[GHC] #8199: Get rid of HEAP_ALLOCED
GHC
ghc-devs at haskell.org
Fri Apr 11 19:30:58 UTC 2014
#8199: Get rid of HEAP_ALLOCED
----------------------------+----------------------------------------------
Reporter: ezyang | Owner: ezyang
Type: feature | Status: new
request | Milestone: 7.10.1
Priority: normal | Version: 7.7
Component: | Keywords:
Compiler | Architecture: Unknown/Multiple
Resolution: | Difficulty: Project (more than a week)
Operating System: | Blocked By: 5435
Unknown/Multiple | Related Tickets:
Type of failure: |
None/Unknown |
Test Case: |
Blocking: |
----------------------------+----------------------------------------------
Old description:
> This bug is to track progress of removing HEAP_ALLOCED from GHC,
> promising faster GC (especially for large/scattered heaps), as long as we
> can keep the cost of indirections down.
>
> The relevant wiki article:
> http://ghc.haskell.org/trac/ghc/wiki/Commentary/Rts/Storage/HeapAlloced ;
> we are implementing method 2. Version 2 of the patchset is probably
> correct.
>
> Blocking problems:
>
> * Properly handle the Windows DLL case (e.g. SRTs). We will probably have
> to reorganize how the indirections are laid out.
>
> * ~~Make it work for GHCi linking of static objects.~~ Blocked on #2841,
> I have it working for ELF, and can make it work for other platforms as
> soon as I get relevant machines.
>
> * Bikeshed hs_main API changes (because closures are not valid prior to
> RTS initialization, so you have to pass in an indirection instead)
>
> * Does not work with unloadObj (see comments below)
>
> Performance improvements possible:
>
> * ~~This patch introduces a lot of new symbols; ensure we are not unduly
> polluting the symbol tables. (In particular, I think _static_closure
> symbols can be made hidden).~~ I've eliminated all of these except for
> the init symbols, which cross the stub object and assembly file boundary,
> and so would need to be made invisible by the linker.
>
> * Don't pay for a double indirection when -fPIC is turned on.
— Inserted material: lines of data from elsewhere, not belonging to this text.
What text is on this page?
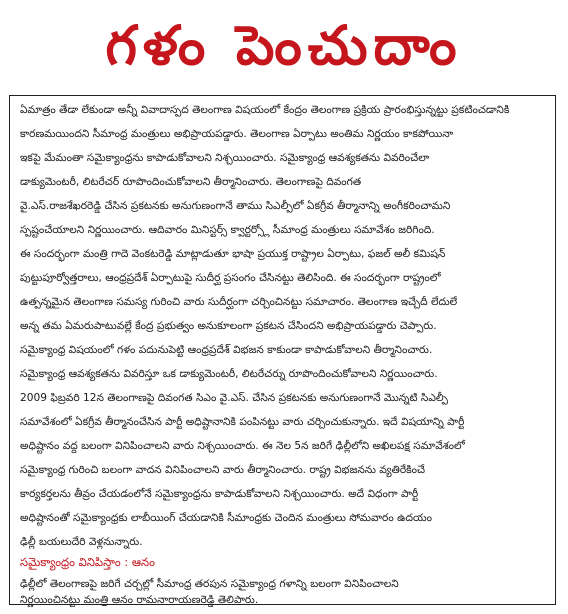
గళం పెంచుదాం
ఏమాత్రం తేడా లేకుండా అన్నీ వివాదాస్పద తెలంగాణ విషయంలో కేంద్రం తెలంగాణ ప్రక్రియ ప్రారంభిస్తున్నట్టు ప్రకటించడానికి
కారణమయిందని సీమాంధ్ర మంత్రులు అభిప్రాయపడ్డారు. తెలంగాణ ఏర్పాటు అంతిమ నిర్ణయం కాకపోయినా
ఇకపై మేమంతా సమైక్యాంధ్రను కాపాడుకోవాలని నిశ్చయించారు. సమైక్యాంధ్ర ఆవశ్యకతను వివరించేలా
డాక్యుమెంటరీ, లిటరేచర్ రూపొందించుకోవాలని తీర్మానించారు. తెలంగాణపై దివంగత
వై.ఎస్.రాజశేఖరరెడ్డి చేసిన ప్రకటనకు అనుగుణంగానే తాము సిఎల్పీలో ఏకగ్రీవ తీర్మానాన్ని అంగీకరించామని
స్పష్టంచేయాలని నిర్ణయించారు. ఆదివారం మినిస్టర్స్ క్వార్టర్స్లో సీమాంధ్ర మంత్రులు సమావేశం జరిగింది.
ఈ సందర్భంగా మంత్రి గాదె వెంకటరెడ్డి మాట్లాడుతూ భాషా ప్రయుక్త రాష్ట్రాల ఏర్పాటు, ఫజల్ అలీ కమిషన్
పుట్టుపూర్వోత్తరాలు, ఆంధ్రప్రదేశ్ ఏర్పాటుపై సుదీర్ఘ ప్రసంగం చేసినట్టు తెలిసింది. ఈ సందర్భంగా రాష్ట్రంలో
ఉత్పన్నమైన తెలంగాణ సమస్య గురించి వారు సుదీర్ఘంగా చర్చించినట్టు సమాచారం. తెలంగాణ ఇచ్చేదీ లేదులే
అన్న తమ ఏమరుపాటువల్లే కేంద్ర ప్రభుత్వం అనుకూలంగా ప్రకటన చేసిందని అభిప్రాయపడ్డారు చెప్పారు.
సమైక్యాంధ్ర విషయంలో గళం పదునుపెట్టి ఆంధ్రప్రదేశ్ విభజన కాకుండా కాపాడుకోవాలని తీర్మానించారు.
సమైక్యాంధ్ర ఆవశ్యకతను వివరిస్తూ ఒక డాక్యుమెంటరీ, లిటరేచర్ను రూపొందించుకోవాలని నిర్ణయించారు.
2009 ఫిబ్రవరి 12న తెలంగాణపై దివంగత సిఎం వై.ఎస్. చేసిన ప్రకటనకు అనుగుణంగానే మొన్నటి సిఎల్పీ
సమావేశంలో ఏకగ్రీవ తీర్మానంచేసిన పార్టీ అధిష్టానానికి పంపినట్టు వారు చర్చించుకున్నారు. ఇదే విషయాన్ని పార్టీ
అధిష్టానం వద్ద బలంగా వినిపించాలని వారు నిశ్చయించారు. ఈ నెల 5న జరిగే ఢిల్లీలోని అఖిలపక్ష సమావేశంలో
సమైక్యాంధ్ర గురించి బలంగా వాదన వినిపించాలని వారు తీర్మానించారు. రాష్ట్ర విభజనను వ్యతిరేకించే
కార్యకర్తలను తీవ్రం చేయడంలోనే సమైక్యాంధ్రను కాపాడుకోవాలని నిశ్చయించారు. అదే విధంగా పార్టీ
అధిష్టానంతో సమైక్యాంధ్రకు లాబీయింగ్ చేయడానికి సీమాంధ్రకు చెందిన మంత్రులు సోమవారం ఉదయం
ఢిల్లీ బయలుదేరి వెళ్లనున్నారు.
సమైక్యాంధ్రం వినిపిస్తాం : ఆనం
ఢిల్లీలో తెలంగాణపై జరిగే చర్చల్లో సీమాంధ్ర తరపున సమైక్యాంధ్ర గళాన్ని బలంగా వినిపించాలని
నిర్ణయించినట్టు మంత్రి ఆనం రామనారాయణరెడ్డి తెలిపారు.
Probably
> the easiest way to do this is to *not* bake in the indirections into
> compiled code when it is -fPIC'd, and instead scribble over the GOT.
> However, I don't know how to go backwards from a symbol to a GOT entry,
> so we might need some heinous assembly hacks to get this working.
>
> * The old HEAP_ALLOCED is supposed to be pessimal on very large heaps. Do
> some performance tests under those workloads.
>
> * Make sure the extra indirection is not causing any C-- optimizations to
> stop firing (it might be, because I put it in as a literal CmmLoad)
>
> * Once an static thunk is updated, we can tag the indirection to let
> other code segments to know about the good news. One way to do this is
> have the update frame for a static indirection should have a reference to
> the *indirection*, not the closure itself. However, this scheme will not
> affect other static closures which have references to the thunk.
>
> * Closure tables should have their indirections short-circuited by the
> initialization code. But maybe it is not worth the cost of telling the
> RTS about the closure tables (also, they would need to be made
> writeable).
>
> * We are paying an indirection when a GC occurs when the closure is not
> in R1. According to the wiki page, technically this is not needed, but I
> don't know how to eliminate references to the closure itself from
> stg_gc_fun.
>
> * ~~Save tags inside the indirection tables, so that we don't spend
> instructions retagging after the following the indirection.~~ Done.
>
> * ~~Improve static indirection and stable pointer registration, avoiding
> binary bloat from `__attribute(constructor)__` stubs.~~ After discussing
> this with some folks, it seems that there isn't really a portable way to
> do this when we are using the system dynamic linker to load libraries at
> startup. The problem is that we need to somehow get a list of all the
> GHC-compiled libraries which got loaded, and really the easiest way to
> get that is to just build it ourselves.
>
> * ~~Need to implement a new megablock tracking structure so we can
> free/check for lost blocks~~. Now that efficient lookup is not necessary,
> perhaps we can write-optimize the megablock tracking structures.
>
> Speculative improvements:
>
> * Now that static lives in a block, can we GC them like we GC normal
> data? This would be beneficial for static thunks, which now can have
> their indirections completely removed; reverting CAFs may be somewhat
> tricky, however.
>
> * Now that HEAP_ALLOCED is greatly simplified, can we further simply some
> aspects of the GC? At the very least, we ought to be able to make
> megablock allocation cheaper, by figuring out how to remove the
> spinlocks, etc.
>
> * Another possibility is to adopt a hybrid approach, where we manually
> lay out closures when compiling statically, and indirect when compiling
> dynamically. In some sense, this gets the best of both worlds, since we
> expect to not pay any extra cost for indirection due to PIC.
New description:
This bug is to track progress of removing HEAP_ALLOCED from GHC, promising
faster GC (especially for large/scattered heaps), as long as we can keep
the cost of indirections down.
The relevant wiki article:
http://ghc.haskell.org/trac/ghc/wiki/Commentary/Rts/Storage/HeapAlloced ;
we are implementing method 2. Version 2 of the patchset is probably
correct.
Blocking problems:
* Properly handle the Windows DLL case (e.g. SRTs). We will probably have
to reorganize how the indirections are laid out.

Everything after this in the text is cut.